Menifee is also home to the Menifee Valley Campus of Mt. San Jacinto College, which serves the Temecula, Murrieta and Menifee areas and is known as the fastest-growing community college in California. There, students can take the classes necessary in order to transfer to four-year college institutions. The community college also has an award-winning nursing program for those wanting to become Registered Nurses. The MSJC Nursing Department has pathways from MSJC directly to Loma Linda Medical Center, Menifee Valley Medical Center, Temecula Valley Hospital, and Inland Valley Medical Center. Brandman University, which is part of the Chapman University System, has opened on the MSJC campus to offer Menifee its first four-year college and is accompanied by Grand Canyon University and Bellevue University.

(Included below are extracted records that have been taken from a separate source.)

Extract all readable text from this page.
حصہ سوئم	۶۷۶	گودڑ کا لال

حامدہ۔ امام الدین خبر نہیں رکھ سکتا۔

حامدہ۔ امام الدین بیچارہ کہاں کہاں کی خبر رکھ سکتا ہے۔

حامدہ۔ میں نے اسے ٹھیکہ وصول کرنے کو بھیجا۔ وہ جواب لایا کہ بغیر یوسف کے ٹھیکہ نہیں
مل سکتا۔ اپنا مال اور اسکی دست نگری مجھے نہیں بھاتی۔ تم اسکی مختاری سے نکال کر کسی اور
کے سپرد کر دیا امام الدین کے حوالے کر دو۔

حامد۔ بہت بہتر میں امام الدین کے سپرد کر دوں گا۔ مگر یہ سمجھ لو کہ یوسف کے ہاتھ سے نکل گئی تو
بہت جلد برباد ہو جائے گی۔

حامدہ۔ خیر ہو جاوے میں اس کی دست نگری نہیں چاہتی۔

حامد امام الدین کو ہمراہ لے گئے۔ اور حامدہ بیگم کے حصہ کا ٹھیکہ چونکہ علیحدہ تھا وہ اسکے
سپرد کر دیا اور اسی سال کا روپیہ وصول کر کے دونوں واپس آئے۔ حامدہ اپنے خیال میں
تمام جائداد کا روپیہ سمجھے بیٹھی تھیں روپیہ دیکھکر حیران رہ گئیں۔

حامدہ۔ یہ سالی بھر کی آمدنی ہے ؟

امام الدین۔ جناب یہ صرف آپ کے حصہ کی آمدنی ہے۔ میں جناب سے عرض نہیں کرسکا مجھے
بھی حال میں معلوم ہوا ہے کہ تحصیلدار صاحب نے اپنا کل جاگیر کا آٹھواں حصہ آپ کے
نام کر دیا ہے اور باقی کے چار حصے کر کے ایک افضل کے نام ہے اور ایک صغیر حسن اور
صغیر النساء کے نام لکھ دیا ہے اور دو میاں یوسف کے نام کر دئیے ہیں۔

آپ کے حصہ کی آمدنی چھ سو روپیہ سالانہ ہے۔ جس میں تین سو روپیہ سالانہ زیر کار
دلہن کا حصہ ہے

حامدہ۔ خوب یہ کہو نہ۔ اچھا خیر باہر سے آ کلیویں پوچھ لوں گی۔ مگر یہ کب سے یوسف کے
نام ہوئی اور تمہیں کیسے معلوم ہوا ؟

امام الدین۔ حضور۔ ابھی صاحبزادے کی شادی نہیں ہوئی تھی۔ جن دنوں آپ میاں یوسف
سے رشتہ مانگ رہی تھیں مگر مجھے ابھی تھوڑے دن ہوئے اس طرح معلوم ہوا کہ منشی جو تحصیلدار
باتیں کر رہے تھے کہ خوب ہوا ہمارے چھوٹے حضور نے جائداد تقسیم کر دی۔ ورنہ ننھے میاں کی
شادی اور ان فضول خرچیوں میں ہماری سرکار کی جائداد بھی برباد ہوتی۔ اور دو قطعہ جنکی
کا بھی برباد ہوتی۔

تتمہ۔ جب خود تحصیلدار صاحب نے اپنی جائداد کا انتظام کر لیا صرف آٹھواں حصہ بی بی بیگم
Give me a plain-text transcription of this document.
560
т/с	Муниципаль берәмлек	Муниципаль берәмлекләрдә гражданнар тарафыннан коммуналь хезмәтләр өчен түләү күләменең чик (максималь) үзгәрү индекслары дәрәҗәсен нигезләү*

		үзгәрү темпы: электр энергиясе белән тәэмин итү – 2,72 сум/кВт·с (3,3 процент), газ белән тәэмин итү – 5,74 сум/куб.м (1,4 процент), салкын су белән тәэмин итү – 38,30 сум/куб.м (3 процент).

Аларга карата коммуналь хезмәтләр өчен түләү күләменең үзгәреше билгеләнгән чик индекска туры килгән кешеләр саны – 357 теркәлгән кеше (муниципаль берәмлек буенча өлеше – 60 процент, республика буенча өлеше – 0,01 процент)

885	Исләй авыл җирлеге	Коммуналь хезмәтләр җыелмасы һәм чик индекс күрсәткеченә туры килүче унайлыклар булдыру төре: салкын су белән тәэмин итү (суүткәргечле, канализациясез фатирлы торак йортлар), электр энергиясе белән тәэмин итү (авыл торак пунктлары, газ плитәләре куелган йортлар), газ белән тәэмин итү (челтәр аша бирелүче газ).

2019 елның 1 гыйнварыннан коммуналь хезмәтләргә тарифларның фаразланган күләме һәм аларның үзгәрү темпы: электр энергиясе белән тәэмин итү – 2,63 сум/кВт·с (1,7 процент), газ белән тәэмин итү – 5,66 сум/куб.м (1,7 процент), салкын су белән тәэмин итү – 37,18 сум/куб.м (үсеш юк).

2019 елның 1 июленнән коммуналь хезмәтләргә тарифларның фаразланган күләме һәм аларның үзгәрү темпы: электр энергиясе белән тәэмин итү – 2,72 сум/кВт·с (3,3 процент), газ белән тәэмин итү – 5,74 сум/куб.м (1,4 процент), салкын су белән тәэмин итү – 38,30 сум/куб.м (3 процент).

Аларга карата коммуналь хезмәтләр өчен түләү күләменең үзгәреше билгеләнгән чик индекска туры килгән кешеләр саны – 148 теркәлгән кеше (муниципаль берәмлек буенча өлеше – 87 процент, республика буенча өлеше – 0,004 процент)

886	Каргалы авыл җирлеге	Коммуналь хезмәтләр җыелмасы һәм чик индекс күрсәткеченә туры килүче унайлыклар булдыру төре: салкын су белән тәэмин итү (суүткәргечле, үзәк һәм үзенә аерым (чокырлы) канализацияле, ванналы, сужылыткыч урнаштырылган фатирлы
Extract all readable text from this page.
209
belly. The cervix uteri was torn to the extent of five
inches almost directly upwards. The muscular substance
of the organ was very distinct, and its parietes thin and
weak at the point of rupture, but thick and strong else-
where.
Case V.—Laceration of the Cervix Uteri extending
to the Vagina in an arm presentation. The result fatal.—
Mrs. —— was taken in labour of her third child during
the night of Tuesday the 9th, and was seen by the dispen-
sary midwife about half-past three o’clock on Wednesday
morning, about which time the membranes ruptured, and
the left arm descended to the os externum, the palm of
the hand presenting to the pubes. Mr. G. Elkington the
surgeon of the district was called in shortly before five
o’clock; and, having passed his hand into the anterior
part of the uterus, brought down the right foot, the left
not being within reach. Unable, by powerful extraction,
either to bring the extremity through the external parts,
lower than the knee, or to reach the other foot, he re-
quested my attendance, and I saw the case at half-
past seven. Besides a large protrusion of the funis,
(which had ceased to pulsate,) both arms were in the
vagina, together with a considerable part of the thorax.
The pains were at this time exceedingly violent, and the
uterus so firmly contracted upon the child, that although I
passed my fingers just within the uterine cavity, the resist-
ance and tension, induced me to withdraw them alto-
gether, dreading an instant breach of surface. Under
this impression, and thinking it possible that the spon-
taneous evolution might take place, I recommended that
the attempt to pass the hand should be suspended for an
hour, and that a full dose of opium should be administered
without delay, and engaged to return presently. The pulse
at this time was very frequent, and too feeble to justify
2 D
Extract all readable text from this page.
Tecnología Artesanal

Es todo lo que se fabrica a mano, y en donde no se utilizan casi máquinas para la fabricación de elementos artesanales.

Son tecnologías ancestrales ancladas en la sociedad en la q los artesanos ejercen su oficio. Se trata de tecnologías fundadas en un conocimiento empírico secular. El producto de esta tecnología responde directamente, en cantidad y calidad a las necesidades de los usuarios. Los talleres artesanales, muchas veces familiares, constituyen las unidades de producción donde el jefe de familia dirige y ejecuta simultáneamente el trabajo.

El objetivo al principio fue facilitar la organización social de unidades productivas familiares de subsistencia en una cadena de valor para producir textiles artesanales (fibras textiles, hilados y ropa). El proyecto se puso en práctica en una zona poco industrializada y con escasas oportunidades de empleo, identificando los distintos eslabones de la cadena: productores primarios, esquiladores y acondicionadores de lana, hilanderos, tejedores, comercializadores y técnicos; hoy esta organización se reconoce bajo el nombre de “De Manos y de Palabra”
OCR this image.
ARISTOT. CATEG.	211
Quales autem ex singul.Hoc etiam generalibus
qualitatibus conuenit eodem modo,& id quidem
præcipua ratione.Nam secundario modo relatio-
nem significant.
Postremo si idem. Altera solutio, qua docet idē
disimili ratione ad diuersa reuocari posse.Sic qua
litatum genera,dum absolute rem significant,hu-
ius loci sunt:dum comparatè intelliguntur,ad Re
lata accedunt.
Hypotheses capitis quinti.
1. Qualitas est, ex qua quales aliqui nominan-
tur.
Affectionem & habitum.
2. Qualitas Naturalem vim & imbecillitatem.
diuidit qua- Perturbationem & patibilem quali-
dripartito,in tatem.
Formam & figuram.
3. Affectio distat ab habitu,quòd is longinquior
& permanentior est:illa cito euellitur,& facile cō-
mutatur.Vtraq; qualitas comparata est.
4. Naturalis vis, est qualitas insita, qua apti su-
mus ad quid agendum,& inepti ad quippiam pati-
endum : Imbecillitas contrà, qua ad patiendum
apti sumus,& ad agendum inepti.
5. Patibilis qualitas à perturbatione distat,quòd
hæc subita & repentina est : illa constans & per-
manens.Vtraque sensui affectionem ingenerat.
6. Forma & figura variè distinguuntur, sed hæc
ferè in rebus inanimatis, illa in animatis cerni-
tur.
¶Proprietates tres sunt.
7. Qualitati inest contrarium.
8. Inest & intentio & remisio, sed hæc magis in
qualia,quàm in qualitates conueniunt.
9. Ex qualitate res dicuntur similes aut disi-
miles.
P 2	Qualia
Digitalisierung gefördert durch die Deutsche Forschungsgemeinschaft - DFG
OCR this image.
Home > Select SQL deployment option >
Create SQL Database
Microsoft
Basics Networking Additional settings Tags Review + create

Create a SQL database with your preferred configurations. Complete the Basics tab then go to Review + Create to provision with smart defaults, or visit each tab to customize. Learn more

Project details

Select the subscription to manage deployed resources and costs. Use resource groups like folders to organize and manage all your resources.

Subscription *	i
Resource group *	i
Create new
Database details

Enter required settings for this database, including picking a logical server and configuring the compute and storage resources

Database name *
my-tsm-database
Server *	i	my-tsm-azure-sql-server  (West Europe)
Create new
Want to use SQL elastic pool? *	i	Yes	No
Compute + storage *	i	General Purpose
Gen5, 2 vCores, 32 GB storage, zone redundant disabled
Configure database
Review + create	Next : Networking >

As of July 1, 2020, the City of Menifee ended its contract with the Riverside County Sheriff Department and started its own municipal police department. The Menifee Police Department is led by Chief of Police Pat Walsh.
The City of Menifee contracts for fire and paramedic services with the Riverside County Fire Department through a cooperative agreement with CAL FIRE. There are four fire stations in Menifee and each station has a paramedic engine company, and there is one medic patrol unit out of Fire Station #7 to assist with call volumes, as Station #7 is the 10th-busiest station in the nation. The Menifee Lakes station also has a truck company located there with specialized equipment for large structural fires.
Paramedic services are provided by American Medical Response, which has their South Riverside Headquarters located in Menifee.
The primary routes in Menifee are Interstate 215 and Newport Road/Dominegoni Parkway. Scott Road, McCall Boulevard and Ethanac Road are also primary east–west travel streets in addition to State Route 74, which runs through the northern part of the city; Murrieta, Bradley, Haun, Antelope, and Menifee Roads are the main north–south thoroughfares. Improvements to the interchange at I-215 and Scott Road were completed in 2020. Other road improvements, such as a new interchange at Garbani Road and an overpass at Holland Road, are anticipated in the coming years.
Menifee has bus routes and Dial-A-Ride stops throughout the city to enhance mobility. RTA Routes 27, 40, 61, and 74 directly serve the Menifee area, linking it to other nearby cities including Temecula, Lake Elsinore, Hemet, and San Jacinto. Metrolink serves the area via the 91/Perris Valley Line, which ends at the South Perris Station, just north of the Menifee city limits. Metrolink is planning an extension along existing railroad tracks through the northeastern corner of the city to Hemet, though it is unknown whether there will be a station in Menifee.